A new report finds widespread problems; a second report is to be published this summer.
A new U.S. Department of Veterans Affairs (VA) Office of Inspector General (OIG) report has found widespread problems related to delayed treatment at a VA hospital in Phoenix, adding credibility to a growing list of complaints by whistle-blowers, patients, and their families claiming that treatment delays resulted in substandard or undelivered care and many deaths.
U.S. Secretary of Veterans Affairs Eric Shinseki stepped down this morning, following this latest review and calls from lawmakers for his resignation.
The VA health system comprises 151 medical centers and 800 community-based outpatient clinics, as well as additional points of care.
The report sampled 226 appointments and found that patients had an average wait time of 115 days before their first appointment. About 84 percent of veterans waited more than the 14-day goal set by the VA, according to the report.
The wait time the hospital reported to the department in 2013 was, on average, 24 days.
Debra Draper, the director of Health Care Issues for the Government Accountability Office (GAO), told Healthline, “We’ve done work on appointment scheduling and wait times. We are also currently looking at specialty care consults, which is a type of medical appointment. These are both access-to-VA-care topic areas. We found a couple of common themes. One of these is ambiguous policies and processes, and these are often subject to interpretation. What we’ve seen is variation and confusion at the local level,” said Draper.
Pointing out that some of the scheduling is performed on antiquated software systems, Draper said these systems “don’t really facilitate good practices, and that’s another common theme that we’ve seen.”
The GAO’s review took place in Dayton, Ohio; Washington, D.C.; Los Angeles; and Fort Harrison, Mont. “We found unclear staffing needs and staffing allocation priorities, as well as inadequate oversight that relies largely on facility self-certification without independent verification and use of unreliable data for monitoring,” said Draper. “We looked at four facilities and we found that not everyone who is supposed to have received training received it. This was a system-wide review. We usually include some of the facilities in our review so we can better understand how these central office policies play out at the local level.”
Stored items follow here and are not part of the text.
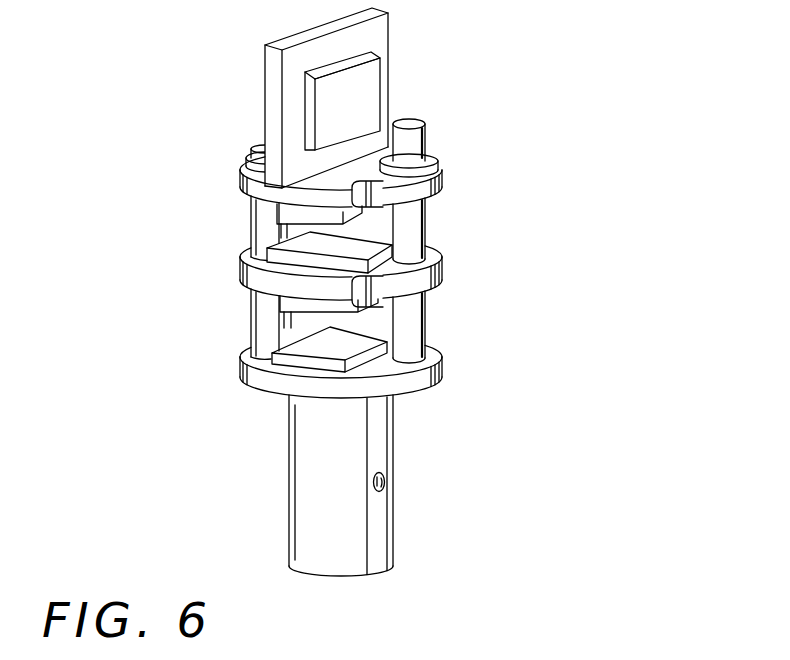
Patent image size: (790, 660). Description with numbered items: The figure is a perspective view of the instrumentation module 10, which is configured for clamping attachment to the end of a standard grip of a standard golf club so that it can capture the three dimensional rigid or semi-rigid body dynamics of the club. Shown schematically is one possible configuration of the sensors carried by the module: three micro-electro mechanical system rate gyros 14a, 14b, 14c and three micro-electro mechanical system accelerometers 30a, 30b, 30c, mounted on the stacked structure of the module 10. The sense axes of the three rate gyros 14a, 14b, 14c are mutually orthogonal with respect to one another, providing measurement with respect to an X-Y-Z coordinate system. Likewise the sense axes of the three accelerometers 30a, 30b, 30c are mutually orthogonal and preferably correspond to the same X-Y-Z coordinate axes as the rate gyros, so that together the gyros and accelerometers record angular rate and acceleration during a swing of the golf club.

The instrumentation module 10 is at (560, 169).
The micro-electro mechanical system rate gyro 14a is at (251, 84).
The micro-electro mechanical system rate gyro 14b is at (277, 224).
The micro-electro mechanical system rate gyro 14c is at (275, 241).
The micro-electro mechanical system accelerometer 30a is at (368, 87).
The micro-electro mechanical system accelerometer 30b is at (372, 318).
The micro-electro mechanical system accelerometer 30c is at (362, 346).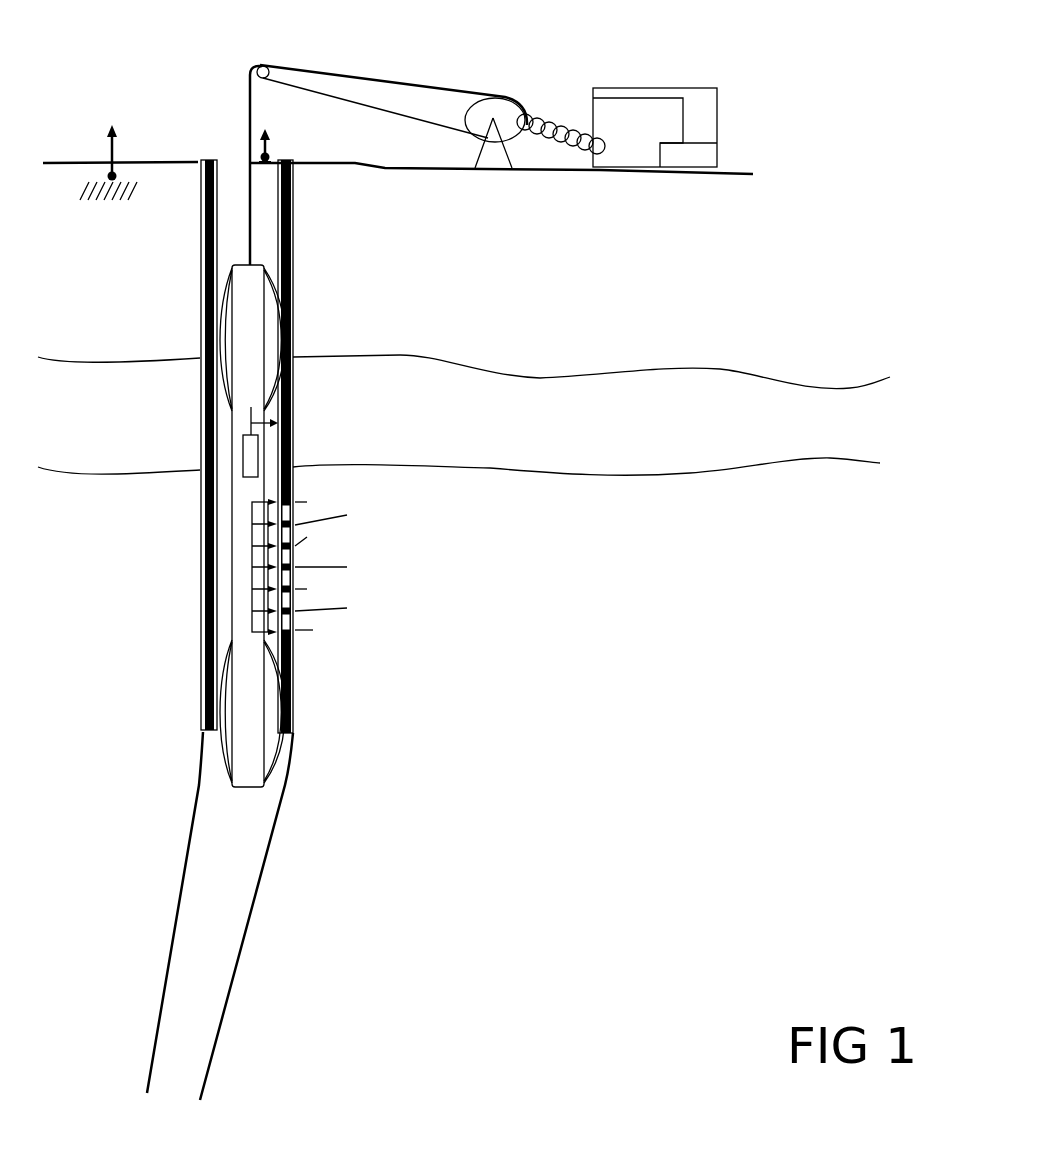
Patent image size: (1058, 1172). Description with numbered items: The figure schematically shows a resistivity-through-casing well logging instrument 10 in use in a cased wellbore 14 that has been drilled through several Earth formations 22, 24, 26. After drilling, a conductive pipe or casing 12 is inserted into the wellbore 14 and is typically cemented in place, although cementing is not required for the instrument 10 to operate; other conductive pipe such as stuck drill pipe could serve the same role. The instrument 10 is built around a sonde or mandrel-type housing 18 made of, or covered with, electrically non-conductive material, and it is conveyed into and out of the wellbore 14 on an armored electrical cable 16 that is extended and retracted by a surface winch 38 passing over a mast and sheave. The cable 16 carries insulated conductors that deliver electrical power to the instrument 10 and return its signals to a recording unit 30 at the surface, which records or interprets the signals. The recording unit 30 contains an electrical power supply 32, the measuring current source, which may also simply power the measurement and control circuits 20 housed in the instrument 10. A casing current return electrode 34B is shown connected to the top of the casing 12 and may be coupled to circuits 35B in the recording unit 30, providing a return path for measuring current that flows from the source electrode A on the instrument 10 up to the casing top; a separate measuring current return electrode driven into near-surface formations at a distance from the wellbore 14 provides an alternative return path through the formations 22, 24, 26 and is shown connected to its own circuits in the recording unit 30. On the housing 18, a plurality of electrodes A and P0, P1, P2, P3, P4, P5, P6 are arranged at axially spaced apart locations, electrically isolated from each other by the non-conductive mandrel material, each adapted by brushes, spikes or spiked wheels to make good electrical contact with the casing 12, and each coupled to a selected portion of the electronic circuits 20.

The well logging instrument 10 is at (250, 526).
The conductive pipe or casing 12 is at (268, 253).
The wellbore 14 is at (200, 312).
The armored electrical cable 16 is at (253, 228).
The sonde mandrel housing 18 is at (227, 583).
The measurement and control circuits 20 is at (250, 452).
The Earth formation 22 is at (498, 287).
The Earth formation 24 is at (480, 433).
The Earth formation 26 is at (480, 609).
The recording unit 30 is at (640, 88).
The electrical power supply 32 is at (713, 153).
The casing current return electrode 34B is at (293, 137).
The circuits 35B is at (577, 86).
The winch drum 38 is at (485, 92).
The electrode P0 is at (292, 422).
The electrode P1 is at (320, 497).
The electrode P2 is at (340, 519).
The electrode P3 is at (320, 536).
The electrode P4 is at (340, 569).
The electrode P5 is at (320, 591).
The electrode P6 is at (340, 606).
The source electrode A is at (314, 626).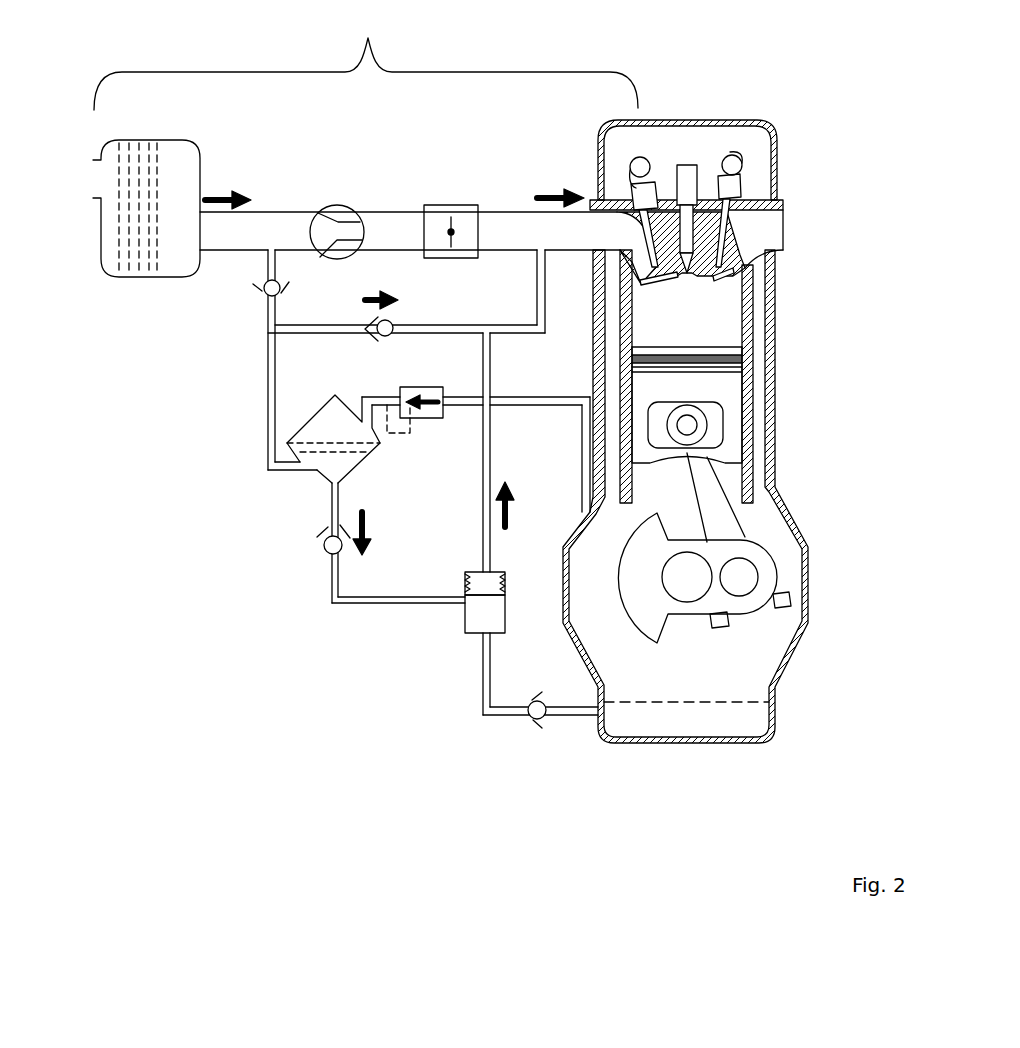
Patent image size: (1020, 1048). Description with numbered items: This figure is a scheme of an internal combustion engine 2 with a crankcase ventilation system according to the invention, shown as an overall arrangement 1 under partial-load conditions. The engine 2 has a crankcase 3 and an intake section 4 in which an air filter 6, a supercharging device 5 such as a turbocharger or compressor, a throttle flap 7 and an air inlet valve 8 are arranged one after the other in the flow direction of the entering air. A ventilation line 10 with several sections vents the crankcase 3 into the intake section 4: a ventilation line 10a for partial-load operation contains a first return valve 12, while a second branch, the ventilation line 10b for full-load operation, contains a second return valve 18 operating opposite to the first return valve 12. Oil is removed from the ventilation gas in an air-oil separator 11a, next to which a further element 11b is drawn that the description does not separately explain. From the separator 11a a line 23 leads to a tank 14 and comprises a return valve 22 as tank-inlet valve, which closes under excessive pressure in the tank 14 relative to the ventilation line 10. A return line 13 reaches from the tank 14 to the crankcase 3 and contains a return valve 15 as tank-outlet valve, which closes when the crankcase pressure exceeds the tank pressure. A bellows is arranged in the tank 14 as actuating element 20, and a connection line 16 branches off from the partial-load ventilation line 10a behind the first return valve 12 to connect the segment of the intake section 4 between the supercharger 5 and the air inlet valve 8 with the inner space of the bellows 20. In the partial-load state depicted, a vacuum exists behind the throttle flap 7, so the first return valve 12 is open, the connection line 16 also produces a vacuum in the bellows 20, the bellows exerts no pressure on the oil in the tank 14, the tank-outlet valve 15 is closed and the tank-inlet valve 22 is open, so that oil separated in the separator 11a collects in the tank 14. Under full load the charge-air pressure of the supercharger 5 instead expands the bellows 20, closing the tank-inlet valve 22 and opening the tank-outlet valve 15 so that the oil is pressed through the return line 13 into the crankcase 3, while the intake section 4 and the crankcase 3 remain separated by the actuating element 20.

The internal combustion engine arrangement 1 is at (200, 530).
The internal combustion engine 2 is at (768, 372).
The crankcase 3 is at (780, 520).
The intake section 4 is at (366, 60).
The supercharging device 5 is at (338, 222).
The air filter 6 is at (152, 260).
The throttle flap 7 is at (442, 218).
The air inlet valve 8 is at (633, 197).
The ventilation line 10 is at (275, 445).
The ventilation line for partial-load operation 10a is at (298, 330).
The ventilation line for full-load operation 10b is at (277, 312).
The air-oil separator 11a is at (330, 462).
The check valve 11b is at (413, 418).
The first return valve 12 is at (393, 322).
The return line 13 is at (577, 710).
The tank 14 is at (488, 613).
The tank-outlet valve 15 is at (530, 715).
The connection line 16 is at (490, 370).
The second return valve 18 is at (263, 291).
The actuating element 20 is at (483, 583).
The tank-inlet valve 22 is at (325, 553).
The line leading to the tank 23 is at (338, 503).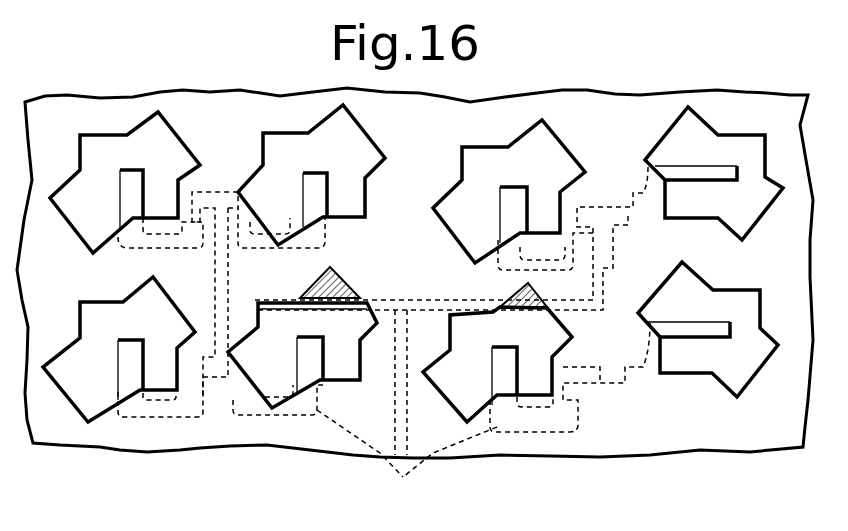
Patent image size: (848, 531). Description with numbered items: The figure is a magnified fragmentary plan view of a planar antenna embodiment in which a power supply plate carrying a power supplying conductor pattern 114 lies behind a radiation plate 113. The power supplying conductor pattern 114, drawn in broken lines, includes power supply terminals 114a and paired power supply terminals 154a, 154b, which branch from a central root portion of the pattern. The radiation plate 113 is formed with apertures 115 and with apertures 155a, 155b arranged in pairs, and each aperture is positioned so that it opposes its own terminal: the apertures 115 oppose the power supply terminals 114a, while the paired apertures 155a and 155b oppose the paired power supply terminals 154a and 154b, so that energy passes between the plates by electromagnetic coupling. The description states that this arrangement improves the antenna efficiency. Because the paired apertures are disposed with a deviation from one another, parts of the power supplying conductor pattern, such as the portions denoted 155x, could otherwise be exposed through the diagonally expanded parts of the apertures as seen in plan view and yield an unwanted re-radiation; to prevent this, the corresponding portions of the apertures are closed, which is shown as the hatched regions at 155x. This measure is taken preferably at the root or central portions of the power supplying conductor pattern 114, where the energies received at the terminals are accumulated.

The GAO has provided some preliminary observations to Congress. It has found care delays and care not being provided at all at each of the medical centers it reviewed. “We found the specialty care consult data was unreliable, and there was a system-wide closure of about a million and a half consults over the 90 days—and there was no documentation as to why they were closed,” said Draper.
What should the public take away from the investigations into misconduct within the VA health system? “In our first report, we did make recommendations,” said Draper. “The VA reported to us they are making some progress, but much more work needs to be done. It’s really important because delays in care can result in harm to people and harm to veterans.”
She went on to say that the GAO has been looking at this issue for more than a decade. “We have found the same problems. It’s an ongoing issue concerning medical appointment wait times being unreliable and the medical appointment scheduling.”
The GAO plans to publish its next report in July or August.
Former U.S. Representative John Linder told Heathline that, in his experience, “these systems are huge bureaucracies that serve the system more than the patient.”
Linder recalled that when he served as a dentist in the U.S. Air Force, he was reprimanded by senior dentists and the colonel for spending too much time treating patients. “They told me I didn’t need to do all that much at one appointment. You are only expected to do so much. If you do more than that, then the rest of us will be blamed for something.”
Pointing out that veterans have to drive long distances to find a VA hospital, Linder said, “The hospitals are situated not in keeping with the VA population as much as where powerful politicians have lived or represented and the money went to their areas.”
“The VA health system should treat veterans for unique war-related injuries and disabilities, such as post-traumatic stress and prosthetics,” said Linder, adding, “We should spend more time and money on these things. Ordinary health care things should be taken care of by the hospital and doctor that you choose, and we should pay for that. We need to get back to a patient-centered system and this is clearly not that.”